Stefania Prestigiacomo mette subito le cose in chiaro. “Al di là degli inviti che possono giungere direttamente ai politici da tiggì e trasmissioni televisive”, dice a La Notizia l’ex ministro per le Pari opportunità commentando gli ultimi dati dell’Agcom, “di solito sono i partiti che indicano chi deve o non deve andare. Se si fa un confronto fra i capigruppo è chiaro che ci sarà una presenza completamente maschile: nessuna donna lo è”. La deputata di Forza Italia spiega quindi di “non avvertire un’esclusione volontaria delle presenze femminile o una deriva maschilista” in Tv e nei dibattiti politici. Ma certo è che, malgrado ciò, un problema di pari opportunità, in politica ma non solo, in Italia esiste eccome.
È così o sbaglio?
No, non sbaglia. Si tratta di un tema indubbiamente al centro dell’agenda politica. Il fatto che nel 2013 si sia arrivati ad avere il Parlamento più “rosa” della storia della Repubblica è il frutto delle politiche fatte negli anni passati e che in questa legislatura sono state messe completamente in secondo piano.
Ce l’ha col Governo?
È un dato di fatto che da 4 anni e mezzo le uniche iniziative in materia siano di natura parlamentare, grazie a un lavoro trasversale e unitario delle componenti femminili delle Camere. Dall’Esecutivo non c’è stata alcuna spinta, e per capirlo basta un particolare.
Ovverosia?
Dopo le dimissioni di Josefa Idem, arrivate appena due mesi dopo la nomina, nessuno dei tre Governi che si sono alternati in questa legislatura ha puntato su un nuovo ministro per le Pari opportunità. Una circostanza che personalmente reputo molto grave.
Adesso la palla è nella mani della Boschi. Non le piace?
Il punto non è questo. Giudichiamo i fatti. In questi giorni la Boschi presiederà il G7 delle pari opportunità a Taormina, unica sottosegretaria fra le ministre. Il che rende bene l’idea di quanto questo Governo abbia fatto, o forse sarebbe meglio dire non fatto. La tematica è stata completamente derubricata malgrado in tutti i campi, a cominciare dal lavoro e di conseguenza dalla disparità salariale, è indispensabile raggiungere degli obiettivi.
Ma cosa servirebbe allora?
Una attenzione costante, progetti, iniziative sui territori, monitoraggio continuo, diffusione delle buone pratiche e quando servono leggi mirate come per esempio la legge Golfo la quale prevede che gli organi sociali delle società pubbliche o partecipate devono riservare una quota pari ad almeno un quinto dei propri membri alle donne.
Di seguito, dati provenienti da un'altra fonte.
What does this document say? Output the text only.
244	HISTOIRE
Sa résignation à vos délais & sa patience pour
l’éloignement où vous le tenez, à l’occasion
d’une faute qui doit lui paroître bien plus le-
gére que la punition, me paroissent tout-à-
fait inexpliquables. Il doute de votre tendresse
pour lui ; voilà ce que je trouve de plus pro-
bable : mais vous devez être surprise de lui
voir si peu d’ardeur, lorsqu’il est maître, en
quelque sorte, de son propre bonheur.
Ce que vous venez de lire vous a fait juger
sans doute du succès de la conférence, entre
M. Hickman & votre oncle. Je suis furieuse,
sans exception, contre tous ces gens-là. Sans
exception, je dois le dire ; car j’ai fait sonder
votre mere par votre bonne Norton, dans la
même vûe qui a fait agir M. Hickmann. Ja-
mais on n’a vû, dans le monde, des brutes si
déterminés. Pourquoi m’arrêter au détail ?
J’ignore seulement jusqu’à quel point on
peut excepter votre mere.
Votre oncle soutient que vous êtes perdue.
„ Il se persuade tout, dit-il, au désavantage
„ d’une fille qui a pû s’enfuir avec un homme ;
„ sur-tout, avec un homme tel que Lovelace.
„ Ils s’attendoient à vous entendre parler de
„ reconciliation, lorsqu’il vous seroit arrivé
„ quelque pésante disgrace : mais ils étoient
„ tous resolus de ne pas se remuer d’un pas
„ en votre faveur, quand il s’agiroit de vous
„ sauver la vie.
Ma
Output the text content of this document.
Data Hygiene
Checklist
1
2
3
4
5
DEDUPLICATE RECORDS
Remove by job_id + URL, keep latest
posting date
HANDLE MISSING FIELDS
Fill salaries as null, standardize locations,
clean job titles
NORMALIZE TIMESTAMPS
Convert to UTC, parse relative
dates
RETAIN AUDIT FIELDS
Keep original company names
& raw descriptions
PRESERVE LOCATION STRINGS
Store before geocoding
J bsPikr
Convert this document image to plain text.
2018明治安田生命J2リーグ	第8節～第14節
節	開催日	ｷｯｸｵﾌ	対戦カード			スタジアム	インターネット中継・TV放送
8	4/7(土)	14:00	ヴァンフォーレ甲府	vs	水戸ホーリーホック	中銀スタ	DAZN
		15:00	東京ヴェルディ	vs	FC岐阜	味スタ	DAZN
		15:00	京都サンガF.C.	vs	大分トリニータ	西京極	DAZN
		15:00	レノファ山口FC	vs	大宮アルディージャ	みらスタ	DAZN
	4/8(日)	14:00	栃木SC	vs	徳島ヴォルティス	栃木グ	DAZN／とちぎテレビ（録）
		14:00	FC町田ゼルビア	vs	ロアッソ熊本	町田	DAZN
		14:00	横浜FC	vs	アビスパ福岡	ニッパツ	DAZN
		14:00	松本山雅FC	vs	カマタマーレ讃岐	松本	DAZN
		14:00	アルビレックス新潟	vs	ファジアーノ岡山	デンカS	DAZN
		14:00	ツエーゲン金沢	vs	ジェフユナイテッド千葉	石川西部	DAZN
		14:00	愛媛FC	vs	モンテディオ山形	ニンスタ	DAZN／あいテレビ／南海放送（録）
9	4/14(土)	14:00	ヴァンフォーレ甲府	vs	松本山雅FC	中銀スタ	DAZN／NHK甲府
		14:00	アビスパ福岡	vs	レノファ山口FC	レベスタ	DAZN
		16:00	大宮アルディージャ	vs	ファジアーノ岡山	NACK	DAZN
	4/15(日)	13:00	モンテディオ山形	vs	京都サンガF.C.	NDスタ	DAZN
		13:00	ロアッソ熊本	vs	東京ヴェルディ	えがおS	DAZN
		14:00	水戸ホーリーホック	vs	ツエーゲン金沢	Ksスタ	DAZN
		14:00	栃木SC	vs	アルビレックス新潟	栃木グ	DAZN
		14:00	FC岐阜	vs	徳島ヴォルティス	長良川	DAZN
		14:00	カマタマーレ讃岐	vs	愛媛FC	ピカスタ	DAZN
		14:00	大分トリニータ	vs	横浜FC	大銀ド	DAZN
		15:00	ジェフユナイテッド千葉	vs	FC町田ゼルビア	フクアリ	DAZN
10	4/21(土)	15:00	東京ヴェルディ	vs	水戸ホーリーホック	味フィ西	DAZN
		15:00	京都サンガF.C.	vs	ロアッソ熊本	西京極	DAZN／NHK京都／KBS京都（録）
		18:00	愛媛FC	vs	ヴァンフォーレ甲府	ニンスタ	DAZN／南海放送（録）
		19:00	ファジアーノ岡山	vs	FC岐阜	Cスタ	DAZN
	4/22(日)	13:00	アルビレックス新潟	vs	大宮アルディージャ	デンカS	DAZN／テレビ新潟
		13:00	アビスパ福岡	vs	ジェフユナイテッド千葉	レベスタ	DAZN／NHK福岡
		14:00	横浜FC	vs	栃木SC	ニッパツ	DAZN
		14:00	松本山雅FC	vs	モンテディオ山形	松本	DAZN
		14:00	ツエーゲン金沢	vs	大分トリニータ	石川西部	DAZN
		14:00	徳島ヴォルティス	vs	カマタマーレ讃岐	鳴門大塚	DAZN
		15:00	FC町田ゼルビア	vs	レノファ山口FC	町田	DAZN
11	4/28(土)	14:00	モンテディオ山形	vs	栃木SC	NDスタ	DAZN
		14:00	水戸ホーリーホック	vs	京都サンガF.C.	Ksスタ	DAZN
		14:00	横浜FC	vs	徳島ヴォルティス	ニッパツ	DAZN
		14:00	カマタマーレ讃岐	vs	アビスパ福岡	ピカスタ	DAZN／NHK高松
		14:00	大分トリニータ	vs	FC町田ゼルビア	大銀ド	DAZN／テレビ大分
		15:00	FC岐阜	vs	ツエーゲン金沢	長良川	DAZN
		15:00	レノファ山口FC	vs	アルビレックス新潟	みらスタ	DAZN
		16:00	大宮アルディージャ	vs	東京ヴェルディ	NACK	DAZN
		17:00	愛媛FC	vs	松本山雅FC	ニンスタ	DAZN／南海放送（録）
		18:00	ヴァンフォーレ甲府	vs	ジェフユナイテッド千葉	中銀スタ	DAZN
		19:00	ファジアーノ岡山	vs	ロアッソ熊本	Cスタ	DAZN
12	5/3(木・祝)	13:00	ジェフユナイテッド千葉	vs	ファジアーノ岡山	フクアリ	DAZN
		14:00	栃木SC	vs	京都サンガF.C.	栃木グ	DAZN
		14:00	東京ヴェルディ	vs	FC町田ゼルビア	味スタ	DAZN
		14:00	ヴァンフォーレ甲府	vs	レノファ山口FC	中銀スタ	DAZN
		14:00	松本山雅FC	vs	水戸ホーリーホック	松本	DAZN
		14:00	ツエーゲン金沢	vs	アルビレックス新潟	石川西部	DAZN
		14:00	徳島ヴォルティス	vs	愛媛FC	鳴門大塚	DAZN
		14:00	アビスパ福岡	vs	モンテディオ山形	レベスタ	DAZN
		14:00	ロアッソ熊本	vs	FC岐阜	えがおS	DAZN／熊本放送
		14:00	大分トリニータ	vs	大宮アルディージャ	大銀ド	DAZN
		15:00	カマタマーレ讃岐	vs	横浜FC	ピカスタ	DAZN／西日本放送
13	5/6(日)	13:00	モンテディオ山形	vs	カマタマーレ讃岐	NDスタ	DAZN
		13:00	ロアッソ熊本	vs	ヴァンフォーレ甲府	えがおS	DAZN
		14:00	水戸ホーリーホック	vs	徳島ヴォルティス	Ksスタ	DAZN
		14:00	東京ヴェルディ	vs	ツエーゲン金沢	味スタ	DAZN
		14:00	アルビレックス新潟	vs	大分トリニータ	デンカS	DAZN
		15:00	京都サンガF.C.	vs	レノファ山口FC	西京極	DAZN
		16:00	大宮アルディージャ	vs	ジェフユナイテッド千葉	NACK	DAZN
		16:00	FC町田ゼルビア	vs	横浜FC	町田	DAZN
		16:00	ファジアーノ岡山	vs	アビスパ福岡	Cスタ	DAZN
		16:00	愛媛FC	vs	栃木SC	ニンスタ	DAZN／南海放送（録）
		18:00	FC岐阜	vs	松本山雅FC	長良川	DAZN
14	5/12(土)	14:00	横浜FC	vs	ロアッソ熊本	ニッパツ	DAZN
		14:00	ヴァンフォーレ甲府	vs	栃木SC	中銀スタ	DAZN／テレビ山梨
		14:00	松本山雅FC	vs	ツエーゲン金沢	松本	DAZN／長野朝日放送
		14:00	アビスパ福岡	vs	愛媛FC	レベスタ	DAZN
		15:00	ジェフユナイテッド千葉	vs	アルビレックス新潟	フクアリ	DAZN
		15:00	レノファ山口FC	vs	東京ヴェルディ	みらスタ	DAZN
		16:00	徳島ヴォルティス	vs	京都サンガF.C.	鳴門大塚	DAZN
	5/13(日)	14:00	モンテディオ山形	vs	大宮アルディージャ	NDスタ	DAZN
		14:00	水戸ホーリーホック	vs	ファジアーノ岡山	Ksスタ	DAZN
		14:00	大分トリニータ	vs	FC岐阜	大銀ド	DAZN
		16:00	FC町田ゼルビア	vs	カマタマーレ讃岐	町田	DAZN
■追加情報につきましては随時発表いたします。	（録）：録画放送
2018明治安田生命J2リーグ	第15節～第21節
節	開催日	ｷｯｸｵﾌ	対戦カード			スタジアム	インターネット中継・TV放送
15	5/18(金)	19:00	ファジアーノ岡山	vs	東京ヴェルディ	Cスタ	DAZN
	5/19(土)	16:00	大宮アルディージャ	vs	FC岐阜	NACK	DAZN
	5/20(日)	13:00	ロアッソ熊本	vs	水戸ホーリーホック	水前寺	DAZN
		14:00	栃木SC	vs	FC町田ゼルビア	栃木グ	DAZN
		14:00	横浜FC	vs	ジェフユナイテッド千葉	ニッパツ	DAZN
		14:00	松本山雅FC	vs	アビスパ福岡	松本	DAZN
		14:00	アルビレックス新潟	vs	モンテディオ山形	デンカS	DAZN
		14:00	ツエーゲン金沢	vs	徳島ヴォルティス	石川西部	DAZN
Pensi che prima dicevano che non c’erano donne preparate in grado di occupare questi ruoli. Oggi si è scoperto grazie all’obbligo di legge che ce ne sono tantissime.
Anche in Europa però non è proprio tutte rose e fiori…
Ma la situazione è migliore rispetto all’Italia. Si è pensato che la “femminilizzazione” delle Aule parlamentari potesse bastare. Il lavoro da fare resta moltissimo, a cominciare dalle scuole dove si semina una cultura vera di pari opportunità e il rispetto dell’altro. Pensi ai continui femminicidi. Risolvere tutto con le norme penali non basta, è solo un pezzo di strada. E la strada è ancora lunga.